C. UNE JUSTICE D'EXCEPTION CRITIQUÉE DÈS LE DÉBUT DE LA GUERRE

Au début de la guerre, la justice militaire a été réformée pour faciliter les condamnations , dans l'optique, comme l'a souligné l'historien Jean-Yves Le Naour lors de son audition par le rapporteur, d'un conflit rapide où il fallait maintenir la mobilisation des soldats jusqu'à la victoire. Seules des exécutions rapides permettaient d'atteindre cet objectif . Comme l'indiquait en octobre 1914 le général commandant le 7 e corps d'armée, à propos de la procédure relative à 24 soldats inculpés d'abandon de poste devant l'ennemi: « il importe que la procédure soit expéditive, pour qu'une répression immédiate donne, par des exemples salutaires, l'efficacité à attendre d'une juridiction d'exception ».

Selon le rapport du groupe de travail mené par M. Antoine Prost, les étapes de cette réforme destinée à rendre les condamnations rapides ont été les suivantes : suspension des recours en révision des condamnés par décret du 10 août 1914 ; suppression de l'obligation de transmettre pour avis au Président de la République l'exécution des condamnations à mort à partir du 1 er septembre 1914 ; institution par le décret du 6 septembre 1914 des conseils de guerre spéciaux ou « cours martiales » qui dérogent aux conseils de guerre de droit commun (composition de 3 membres (au lieu de 5) ; absence d'instruction préalable ; impossibilité de tout recours ; restriction du droit de grâce, réservé à l'officier ayant assuré la mise en jugement.

Dans ce cadre, les pratiques n'étaient pas uniformes : certains officiers faisaient preuve d'une sévérité qui sera ensuite dénoncée comme inhumaine tandis que d'autres évitaient d'en venir à de telles extrémités. Certains officiers ont également été relevés par leurs supérieurs après des exécutions. Les militaires n'étaient donc pas égaux devant ces pratiques, selon l'unité dans laquelle ils combattaient et les chefs qui la commandaient.

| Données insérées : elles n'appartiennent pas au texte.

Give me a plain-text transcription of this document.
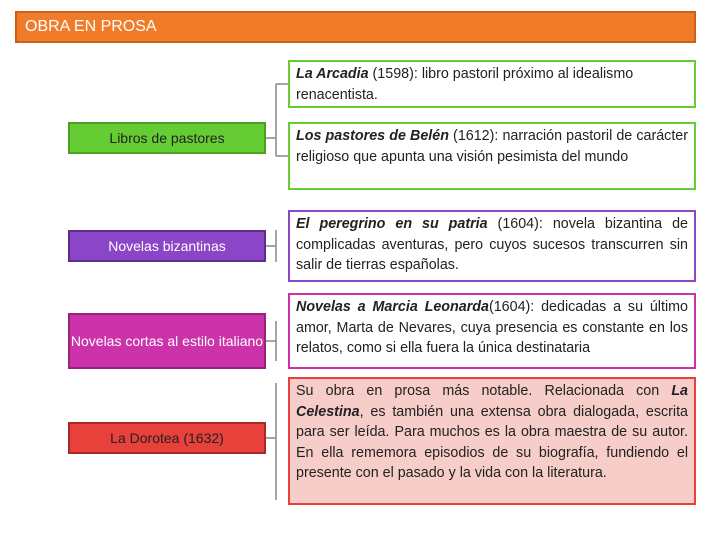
OBRA EN PROSA
Libros de pastores
Novelas bizantinas
Novelas cortas al estilo italiano
La Dorotea (1632)
La Arcadia (1598): libro pastoril próximo al idealismo renacentista.
Los pastores de Belén (1612): narración pastoril de carácter religioso que apunta una visión pesimista del mundo
El peregrino en su patria (1604): novela bizantina de complicadas aventuras, pero cuyos sucesos transcurren sin salir de tierras españolas.
Novelas a Marcia Leonarda(1604): dedicadas a su último amor, Marta de Nevares, cuya presencia es constante en los relatos, como si ella fuera la única destinataria
Su obra en prosa más notable. Relacionada con La Celestina, es también una extensa obra dialogada, escrita para ser leída. Para muchos es la obra maestra de su autor. En ella rememora episodios de su biografía, fundiendo el presente con el pasado y la vida con la literatura.
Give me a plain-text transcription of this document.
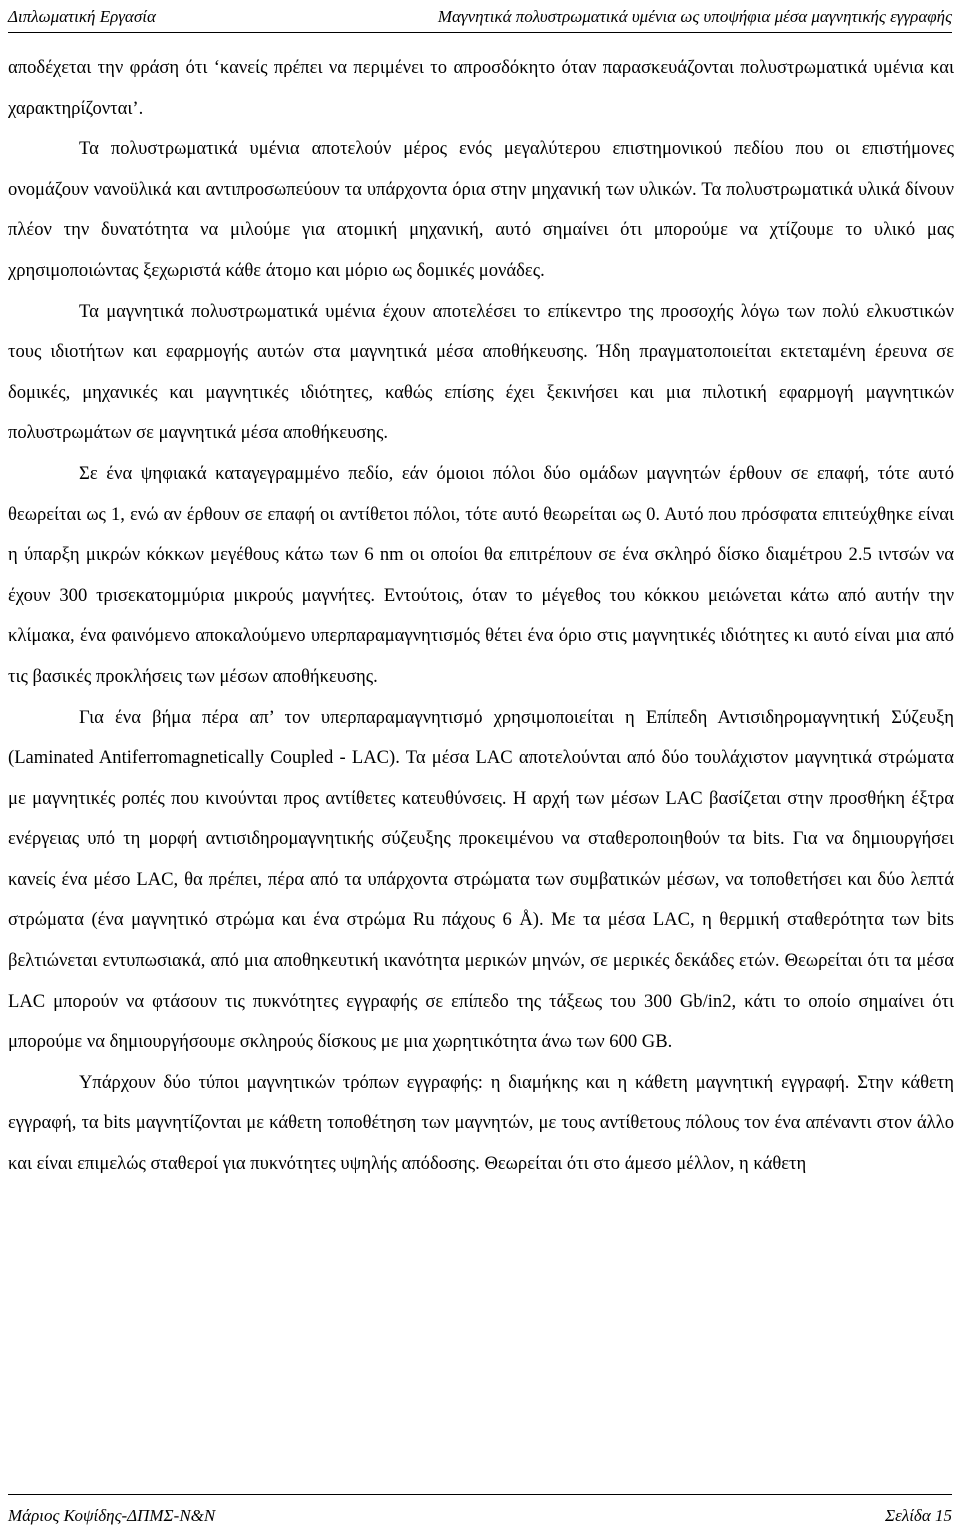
Διπλωματική Εργασία	Μαγνητικά πολυστρωματικά υμένια ως υποψήφια μέσα μαγνητικής εγγραφής

αποδέχεται την φράση ότι ‘κανείς πρέπει να περιμένει το απροσδόκητο όταν παρασκευάζονται πολυστρωματικά υμένια και χαρακτηρίζονται’.

Τα πολυστρωματικά υμένια αποτελούν μέρος ενός μεγαλύτερου επιστημονικού πεδίου που οι επιστήμονες ονομάζουν νανοϋλικά και αντιπροσωπεύουν τα υπάρχοντα όρια στην μηχανική των υλικών. Τα πολυστρωματικά υλικά δίνουν πλέον την δυνατότητα να μιλούμε για ατομική μηχανική, αυτό σημαίνει ότι μπορούμε να χτίζουμε το υλικό μας χρησιμοποιώντας ξεχωριστά κάθε άτομο και μόριο ως δομικές μονάδες.

Τα μαγνητικά πολυστρωματικά υμένια έχουν αποτελέσει το επίκεντρο της προσοχής λόγω των πολύ ελκυστικών τους ιδιοτήτων και εφαρμογής αυτών στα μαγνητικά μέσα αποθήκευσης. Ήδη πραγματοποιείται εκτεταμένη έρευνα σε δομικές, μηχανικές και μαγνητικές ιδιότητες, καθώς επίσης έχει ξεκινήσει και μια πιλοτική εφαρμογή μαγνητικών πολυστρωμάτων σε μαγνητικά μέσα αποθήκευσης.

Σε ένα ψηφιακά καταγεγραμμένο πεδίο, εάν όμοιοι πόλοι δύο ομάδων μαγνητών έρθουν σε επαφή, τότε αυτό θεωρείται ως 1, ενώ αν έρθουν σε επαφή οι αντίθετοι πόλοι, τότε αυτό θεωρείται ως 0. Αυτό που πρόσφατα επιτεύχθηκε είναι η ύπαρξη μικρών κόκκων μεγέθους κάτω των 6 nm οι οποίοι θα επιτρέπουν σε ένα σκληρό δίσκο διαμέτρου 2.5 ιντσών να έχουν 300 τρισεκατομμύρια μικρούς μαγνήτες. Εντούτοις, όταν το μέγεθος του κόκκου μειώνεται κάτω από αυτήν την κλίμακα, ένα φαινόμενο αποκαλούμενο υπερπαραμαγνητισμός θέτει ένα όριο στις μαγνητικές ιδιότητες κι αυτό είναι μια από τις βασικές προκλήσεις των μέσων αποθήκευσης.

Για ένα βήμα πέρα απ’ τον υπερπαραμαγνητισμό χρησιμοποιείται η Επίπεδη Αντισιδηρομαγνητική Σύζευξη (Laminated Antiferromagnetically Coupled - LAC). Τα μέσα LAC αποτελούνται από δύο τουλάχιστον μαγνητικά στρώματα με μαγνητικές ροπές που κινούνται προς αντίθετες κατευθύνσεις. Η αρχή των μέσων LAC βασίζεται στην προσθήκη έξτρα ενέργειας υπό τη μορφή αντισιδηρομαγνητικής σύζευξης προκειμένου να σταθεροποιηθούν τα bits. Για να δημιουργήσει κανείς ένα μέσο LAC, θα πρέπει, πέρα από τα υπάρχοντα στρώματα των συμβατικών μέσων, να τοποθετήσει και δύο λεπτά στρώματα (ένα μαγνητικό στρώμα και ένα στρώμα Ru πάχους 6 Å). Με τα μέσα LAC, η θερμική σταθερότητα των bits βελτιώνεται εντυπωσιακά, από μια αποθηκευτική ικανότητα μερικών μηνών, σε μερικές δεκάδες ετών. Θεωρείται ότι τα μέσα LAC μπορούν να φτάσουν τις πυκνότητες εγγραφής σε επίπεδο της τάξεως του 300 Gb/in2, κάτι το οποίο σημαίνει ότι μπορούμε να δημιουργήσουμε σκληρούς δίσκους με μια χωρητικότητα άνω των 600 GB.

Υπάρχουν δύο τύποι μαγνητικών τρόπων εγγραφής: η διαμήκης και η κάθετη μαγνητική εγγραφή. Στην κάθετη εγγραφή, τα bits μαγνητίζονται με κάθετη τοποθέτηση των μαγνητών, με τους αντίθετους πόλους τον ένα απέναντι στον άλλο και είναι επιμελώς σταθεροί για πυκνότητες υψηλής απόδοσης. Θεωρείται ότι στο άμεσο μέλλον, η κάθετη

Μάριος Κοψίδης-ΔΠΜΣ-Ν&Ν	Σελίδα 15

À partir de 1916, les débats suscités par des abus évidents et l'action de certains députés ont conduit à supprimer ces conseils de guerre spéciaux , à rétablir les circonstances atténuantes et à permettre les recours en révision. Les condamnations prononcées devinrent alors beaucoup moins nombreuses jusqu'à la fin de la guerre (même pendant l'épisode des grandes mutineries de 1917 où les garanties rétablies sont de nouveau suspendues pendant un mois, les exécutions sont beaucoup moins nombreuses en proportion qu'en 1914 et 1915), ce qui montre a contrario le caractère anormalement sévère des dispositions adoptées en 1914.